Crabgrass photo is courtesy of Joseph Berger, Bugwood.org

Don’t use pre-emergent herbicides for crabgrass yet. The soil temperatures have been at an average of 40-45 degrees Fahrenheit over the past 7 days. Even as warm as it has been, crabgrass has not yet begun to germinate. If the temperatures continue at this pace, it will probably germinate early, but we still have a couple of weeks before we need to get the pre-emergent herbicides on. Remember, crabgrass germinates at 55-60 degree soil temperatures, so we still have a bit of warming up to do.

Gardening Tools

garden-tools-blog

January and February are great months to start thinking about gardening again, but don’t get too excited, there is plenty of winter left before we can go out and start cleaning up our gardens. However, we can start thinking about what we can do in our gardens this year and inventory garden tools to determine replacement and new pieces.

Garden Gloves are essential for any gardener. They help keep your hands from getting torn up when pruning roses or other plants with thorns. Garden gloves also keep you from getting dirt caked onto your hands. In my case, my gloves give the pruners something else to hit before cutting my finger, which is why there is a hole in my current pair. I have a very nice pair that are breathable and have a nitrile covering over the palm and fingers to keep my hands protected when working in the garden. I have to have a pair that fits tightly to my hand and that breathes or I will not wear them and then I will have very rough, callused hands with many scratches and wounds. My garden gloves are a must in my garden bag.

gardening-gloves

Every gardener needs a good selection of pruners. Hand pruners work best for pruning small branches on many of our shrubs and to cut back herbaceous perennials. Branches cut with hand pruners should be less than ½ inch or less in width. They also work well for deadheading during the summer months. Bypass pruners are preferred to the anvil type of pruners because they are less damaging to the plant stem when pruning. The anvil type of pruners crushes the stem as it cuts and can harm the plant.

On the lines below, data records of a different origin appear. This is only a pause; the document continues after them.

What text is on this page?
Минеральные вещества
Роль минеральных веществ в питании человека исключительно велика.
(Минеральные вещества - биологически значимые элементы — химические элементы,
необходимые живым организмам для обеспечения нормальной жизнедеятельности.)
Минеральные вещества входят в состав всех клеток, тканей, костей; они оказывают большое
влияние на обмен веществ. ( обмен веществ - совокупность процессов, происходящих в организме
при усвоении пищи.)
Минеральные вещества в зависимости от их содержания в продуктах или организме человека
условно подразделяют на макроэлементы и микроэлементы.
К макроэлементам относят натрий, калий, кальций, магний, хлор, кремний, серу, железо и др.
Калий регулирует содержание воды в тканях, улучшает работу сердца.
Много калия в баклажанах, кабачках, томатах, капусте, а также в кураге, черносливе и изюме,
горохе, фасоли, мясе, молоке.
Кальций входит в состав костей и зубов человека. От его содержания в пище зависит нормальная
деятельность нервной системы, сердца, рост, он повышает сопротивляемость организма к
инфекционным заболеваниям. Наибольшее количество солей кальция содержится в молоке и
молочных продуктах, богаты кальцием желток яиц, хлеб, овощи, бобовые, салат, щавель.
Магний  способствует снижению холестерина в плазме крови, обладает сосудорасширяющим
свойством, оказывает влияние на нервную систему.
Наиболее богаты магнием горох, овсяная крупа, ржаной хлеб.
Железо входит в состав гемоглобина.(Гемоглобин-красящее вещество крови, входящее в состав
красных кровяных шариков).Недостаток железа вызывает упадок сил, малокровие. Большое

anvil-vs-bypass-pruners-michigan-state-univ

Photo of pruner types is from Michigan State University

Long-handled loppers are great for making pruning cuts on medium-sized branches, those that are ½ – 2 inches in width. There are many choices in your lopper purchases. Some have a standard length and some have telescoping handles, allowing them to be used higher into the tree or deeper into the shrub. Just like with the hand pruners, the bypass loppers are better than the anvil type.

For larger pruning jobs, a handsaw will be necessary. Again, there are many different types of handsaws you can purchase. I prefer the folding type which is safer and easier to transport because it fits nicely in my gardening bag.

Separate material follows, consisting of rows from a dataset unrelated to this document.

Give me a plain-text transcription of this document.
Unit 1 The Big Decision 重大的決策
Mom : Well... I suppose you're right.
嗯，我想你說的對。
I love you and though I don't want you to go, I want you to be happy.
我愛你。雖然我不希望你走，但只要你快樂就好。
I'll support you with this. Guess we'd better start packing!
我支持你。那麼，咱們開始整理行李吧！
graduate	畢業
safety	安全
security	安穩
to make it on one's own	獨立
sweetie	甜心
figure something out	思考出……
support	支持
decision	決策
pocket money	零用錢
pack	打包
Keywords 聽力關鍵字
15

A good spade is necessary for gardening. I prefer to keep a hand spade nearby for small jobs like planting vegetables and annuals and a long-handled spade for larger jobs such as planting trees and shrubs and to dig up large plants for removal or to divide. There are 2 main types of spades to use in the garden, the rounded spade and the flat spade. The flat spade is good for edging a garden and to get weedy growth off of bricks and edging each year. The rounded spade is good for digging into hard soil and for planting. I like some of the shorter handled rounded spades with a good point on the end. One particular model I like is the spade with an arrow-shaped head on it. This model moves through the soil much easier than some of the other spades.

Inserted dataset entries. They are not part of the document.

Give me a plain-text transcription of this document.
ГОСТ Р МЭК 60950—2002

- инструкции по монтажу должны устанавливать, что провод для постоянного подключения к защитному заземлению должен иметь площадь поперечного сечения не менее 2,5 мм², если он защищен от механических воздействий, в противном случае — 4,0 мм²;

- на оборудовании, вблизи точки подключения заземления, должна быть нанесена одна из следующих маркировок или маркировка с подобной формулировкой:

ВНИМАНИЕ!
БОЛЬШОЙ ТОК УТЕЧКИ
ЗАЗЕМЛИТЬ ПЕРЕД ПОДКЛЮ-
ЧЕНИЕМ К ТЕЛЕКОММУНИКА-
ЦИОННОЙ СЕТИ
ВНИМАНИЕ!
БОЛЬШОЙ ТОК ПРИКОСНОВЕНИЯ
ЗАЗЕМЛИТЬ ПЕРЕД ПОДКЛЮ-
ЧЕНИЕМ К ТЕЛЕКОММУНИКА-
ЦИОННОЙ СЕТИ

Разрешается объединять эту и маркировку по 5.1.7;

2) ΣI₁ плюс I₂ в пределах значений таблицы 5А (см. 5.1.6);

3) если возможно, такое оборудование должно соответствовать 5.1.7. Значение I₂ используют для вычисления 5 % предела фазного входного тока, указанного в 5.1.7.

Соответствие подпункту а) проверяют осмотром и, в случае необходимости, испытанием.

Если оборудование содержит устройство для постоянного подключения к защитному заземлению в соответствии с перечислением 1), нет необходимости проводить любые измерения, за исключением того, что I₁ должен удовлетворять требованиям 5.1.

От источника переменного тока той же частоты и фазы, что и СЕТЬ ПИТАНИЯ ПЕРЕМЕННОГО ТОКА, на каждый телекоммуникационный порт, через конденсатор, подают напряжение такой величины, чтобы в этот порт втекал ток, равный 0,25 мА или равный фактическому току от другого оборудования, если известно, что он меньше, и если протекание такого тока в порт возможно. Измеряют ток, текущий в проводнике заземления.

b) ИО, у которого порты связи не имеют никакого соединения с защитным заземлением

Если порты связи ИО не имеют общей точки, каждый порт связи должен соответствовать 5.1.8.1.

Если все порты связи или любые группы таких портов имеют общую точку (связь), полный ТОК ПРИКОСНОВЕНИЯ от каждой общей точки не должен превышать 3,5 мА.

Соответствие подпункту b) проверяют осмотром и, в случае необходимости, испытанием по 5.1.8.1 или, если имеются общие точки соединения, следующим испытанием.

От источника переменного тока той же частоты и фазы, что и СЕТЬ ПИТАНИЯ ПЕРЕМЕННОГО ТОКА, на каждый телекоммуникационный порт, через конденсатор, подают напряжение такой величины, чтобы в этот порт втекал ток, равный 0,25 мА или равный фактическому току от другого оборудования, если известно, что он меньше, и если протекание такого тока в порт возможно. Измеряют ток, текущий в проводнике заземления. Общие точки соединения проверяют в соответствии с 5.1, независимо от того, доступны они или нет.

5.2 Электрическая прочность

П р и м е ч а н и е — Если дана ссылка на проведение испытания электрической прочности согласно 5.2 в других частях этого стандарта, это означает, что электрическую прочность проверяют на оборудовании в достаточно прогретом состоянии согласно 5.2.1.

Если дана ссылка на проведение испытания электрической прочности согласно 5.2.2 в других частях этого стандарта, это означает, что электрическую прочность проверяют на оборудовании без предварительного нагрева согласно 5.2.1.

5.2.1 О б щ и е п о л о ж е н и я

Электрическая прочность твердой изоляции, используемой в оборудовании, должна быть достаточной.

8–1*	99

One final tool that is very helpful for the avid gardener, would be a garden hoe. I have a hand-held Japanese sickle that I prefer to use. I can swipe it through the garden between my plants and it pulls up and cuts off all the weeds in your garden. You can even use this for weeds growing up through the mulch. You may have to move the mulch back a little after going through for weeds, but it is very quick and easy to use.

weeding-sickle

Japanese Weeding Sickle

So get out your gardening books and find what works best for you and restock your garden tools.